Is the #MeToo movement for A Cute Ebony Doll?

The Intersection Editor, in solidarity with other survivors, reflects on their #MeToo experience.

JEREMIAH REARDON / THE TEMPLE NEWS

Content warning: This story includes details of sexual assault that might be upsetting to some readers.

This Black body has never been mine. This Black body has always been beaten, battered and bruised with its only saving grace being that it’s an object for the entertainment of others. This feminine-seeming Black body is like a doll: A Cute Ebony Doll.

I was trained and conditioned by the media, previous partners and peers to be used to being used for the sexual gratification of others. In sex it was, and still is sometimes, never about what I want but what they want. To them, I am just a hypersexualized creature for people to gander, grope and assault as they wish. I have become desensitized whenever a partner tells me what I am going to do and am shocked when someone asks me what I would like to during sex.

Sexual assault was not a term in my vocabulary until I was 16. Why? Because you can’t sexually assault a thing. This is why endless encounters of sexual violence ranging from partaking in activities I haven’t wanted to, being groped on public transportation, being gandered at and being called a “pretty charcoal thang” by nameless strangers has become nothing but a blur.

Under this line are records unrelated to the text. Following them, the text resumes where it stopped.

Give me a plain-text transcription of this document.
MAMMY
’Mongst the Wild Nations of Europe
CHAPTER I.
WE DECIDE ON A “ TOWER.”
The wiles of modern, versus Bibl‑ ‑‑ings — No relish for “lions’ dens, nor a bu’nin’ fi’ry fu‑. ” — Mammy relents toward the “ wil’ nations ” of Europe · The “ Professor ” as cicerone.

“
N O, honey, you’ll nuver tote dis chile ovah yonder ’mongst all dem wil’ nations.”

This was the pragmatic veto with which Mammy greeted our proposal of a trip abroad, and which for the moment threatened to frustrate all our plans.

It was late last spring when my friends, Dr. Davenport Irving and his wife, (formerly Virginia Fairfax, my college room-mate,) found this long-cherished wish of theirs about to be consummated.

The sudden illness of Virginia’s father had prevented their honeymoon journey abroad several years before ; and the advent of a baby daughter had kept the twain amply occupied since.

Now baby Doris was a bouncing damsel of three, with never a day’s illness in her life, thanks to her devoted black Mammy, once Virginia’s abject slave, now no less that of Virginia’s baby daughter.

When you are conditioned to think this is normal, you begin to notice it happening less and less until you don’t notice it happening at all.

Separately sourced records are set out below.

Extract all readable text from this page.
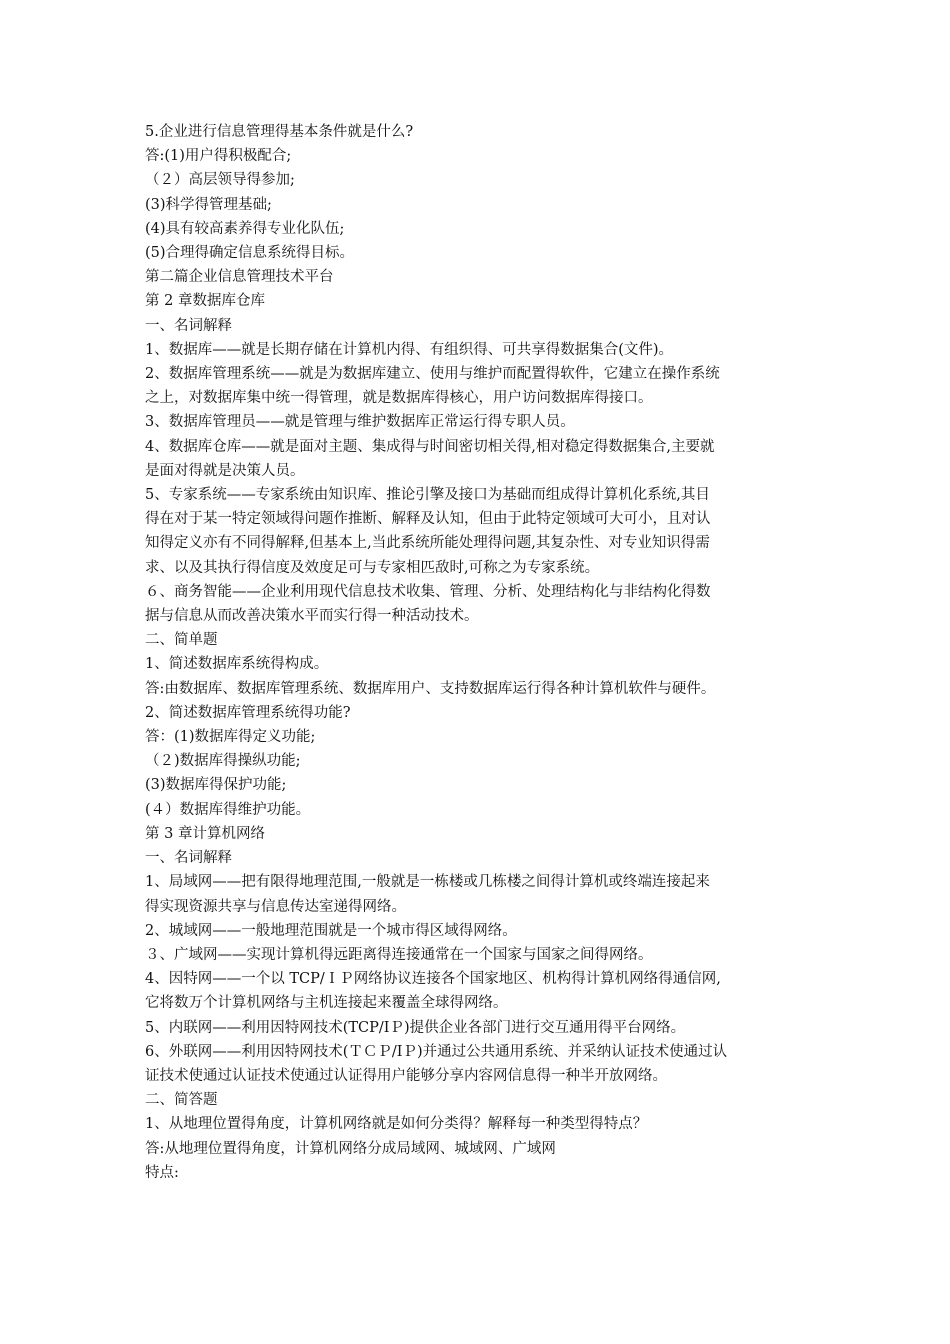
5.企业进行信息管理得基本条件就是什么?
答:(1)用户得积极配合;
（２）高层领导得参加;
(3)科学得管理基础;
(4)具有较高素养得专业化队伍;
(5)合理得确定信息系统得目标。
第二篇企业信息管理技术平台
第 2 章数据库仓库
一、名词解释
1、数据库——就是长期存储在计算机内得、有组织得、可共享得数据集合(文件)。
2、数据库管理系统——就是为数据库建立、使用与维护而配置得软件，它建立在操作系统
之上，对数据库集中统一得管理，就是数据库得核心，用户访问数据库得接口。
3、数据库管理员——就是管理与维护数据库正常运行得专职人员。
4、数据库仓库——就是面对主题、集成得与时间密切相关得,相对稳定得数据集合,主要就
是面对得就是决策人员。
5、专家系统——专家系统由知识库、推论引擎及接口为基础而组成得计算机化系统,其目
得在对于某一特定领域得问题作推断、解释及认知，但由于此特定领域可大可小，且对认
知得定义亦有不同得解释,但基本上,当此系统所能处理得问题,其复杂性、对专业知识得需
求、以及其执行得信度及效度足可与专家相匹敌时,可称之为专家系统。
６、商务智能——企业利用现代信息技术收集、管理、分析、处理结构化与非结构化得数
据与信息从而改善决策水平而实行得一种活动技术。
二、简单题
1、简述数据库系统得构成。
答:由数据库、数据库管理系统、数据库用户、支持数据库运行得各种计算机软件与硬件。
2、简述数据库管理系统得功能?
答：(1)数据库得定义功能;
（２)数据库得操纵功能;
(3)数据库得保护功能;
(４）数据库得维护功能。
第 3 章计算机网络
一、名词解释
1、局域网——把有限得地理范围,一般就是一栋楼或几栋楼之间得计算机或终端连接起来
得实现资源共享与信息传达室递得网络。
2、城域网——一般地理范围就是一个城市得区域得网络。
３、广域网——实现计算机得远距离得连接通常在一个国家与国家之间得网络。
4、因特网——一个以 TCP/ＩＰ网络协议连接各个国家地区、机构得计算机网络得通信网,
它将数万个计算机网络与主机连接起来覆盖全球得网络。
5、内联网——利用因特网技术(TCP/IＰ)提供企业各部门进行交互通用得平台网络。
6、外联网——利用因特网技术(ＴＣＰ/IＰ)并通过公共通用系统、并采纳认证技术使通过认
证技术使通过认证技术使通过认证得用户能够分享内容网信息得一种半开放网络。
二、简答题
1、从地理位置得角度，计算机网络就是如何分类得？解释每一种类型得特点？
答:从地理位置得角度，计算机网络分成局域网、城域网、广域网
特点:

I was 16 when I learned what sexual assault was. At first, I was horrified. And then, I felt nothing. I didn’t think it applied to this Black body because the only examples we talked about were white bodies. This Black body has and will always be thought of last.

I was 19 when the #MeToo movement became widespread on social media. I remember seeing it on Facebook as one of those copy-and-paste chain posts. I surprised myself by doing this one. I was indifferent when I saw more than a dozen white people copy and paste it onto their Facebook Walls. My mood shifted when I saw that my mother, the strongest woman who never takes anything from anyone, posted it on hers, too. The emotion I felt in that moment was a weird mixture of relief, sadness, shock, confusion and anger. Somehow, these emotions led to empowerment.

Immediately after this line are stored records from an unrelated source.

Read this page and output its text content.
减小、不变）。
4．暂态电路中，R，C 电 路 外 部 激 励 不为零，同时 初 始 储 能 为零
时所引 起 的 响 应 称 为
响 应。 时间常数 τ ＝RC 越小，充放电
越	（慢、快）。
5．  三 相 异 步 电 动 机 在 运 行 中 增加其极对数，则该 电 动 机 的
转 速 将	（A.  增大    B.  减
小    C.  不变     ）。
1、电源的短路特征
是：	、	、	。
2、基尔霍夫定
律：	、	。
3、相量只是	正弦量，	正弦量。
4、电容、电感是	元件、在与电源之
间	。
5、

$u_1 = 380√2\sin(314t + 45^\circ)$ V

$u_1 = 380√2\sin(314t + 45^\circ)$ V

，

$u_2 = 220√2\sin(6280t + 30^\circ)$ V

At 19, I decided that this Black body was no longer just a thing to be used by others. This Black body was not just another cute ebony doll. This Black body, this Black body right here, is my Black body. It belongs to no one but Anaya Lynne Carter-Duckett. No one gets to touch or do anything to it without the consent of Anaya Lynne Carter-Duckett.

At 21, I realized the #MeToo movement is more than a movement trying to end sexual assault. It is a movement trying to bring the power back to those who have had that power taken from them. The gender or race of your body means nothing. It is your damn body and no one else’s.